Entré en vigueur, sans interruption, depuis novembre 2015, après l’attaque d’hommes armés contre l’hôtel Radisson Blu de Bamako, l’état d’urgence a une nouvelle fois été prorogé d’un an en octobre 2019 au Mali, jusqu’au 31 octobre 2020. Sous l’état d’urgence, certaines libertés fondamentales peuvent être restreintes, comme la liberté de circulation ou la liberté de presse.
Juridiquement, l’état d’urgence trouve son fondement dans la Constitution. Il renforce les pouvoirs des autorités administratives et judiciaires, des forces de police et même de l’armée, car la situation est telle qu’il faut renforcer le pouvoir exécutif.
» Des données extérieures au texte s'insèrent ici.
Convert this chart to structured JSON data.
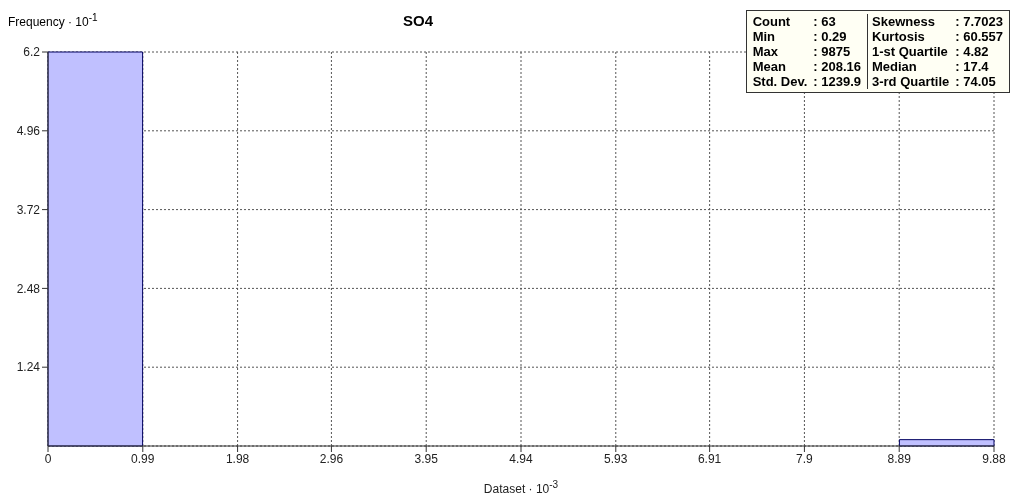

Mais, il est instauré au détriment des libertés publiques. « L’état d’urgence est une situation exceptionnelle, une mesure qui viole les libertés publiques. C’est un pouvoir en soi, donc s’il faut tout légitimer par cet état, on sera dans un état de non droit.
L’état d’urgence est nécessaire dans certaines situations. Mais il est bon de se demander s’il a produit les résultats escomptés », estime Maître Makan Diallo, avocat inscrit aux barreaux du Mali et de Paris. L’important, selon lui, est de savoir ce que ce régime d’exception a apporté au Mali.
Certaines interdictions sont des garanties qui normalement sont prévues par la loi et doivent accompagner l’état d’urgence. « On est dans un état de droit, où les gouvernants, tout comme les gouvernés, sont soumis à des règles de droit. Donc, si l’État ne joue pas son rôle, les gouvernés ont le droit de manifester leur désapprobation », ajoute-t-il.
Dr Ali Maïga, représentant des universités du Mali à la Commission nationale des droits de l’Homme (CNDH) et Président de la sous-commission promotion, abonde dans le même sens que l’avocat. « Il n’y a rien de plus naturel que le droit d’aller et de venir. Lorsque vous privez quelqu’un de sa liberté de se déplacer, vous faites une atteinte assez grave à ses droits fondamentaux ».
Il reconnait au citoyen le droit de montrer que ces « droits, qui outrepassent le cadre national et qui sont universels, ne doivent pas être violés sans justification ». Toutefois, il affirme que casser et brûler ne sauraient être des droits pour la population, mais plutôt des délits.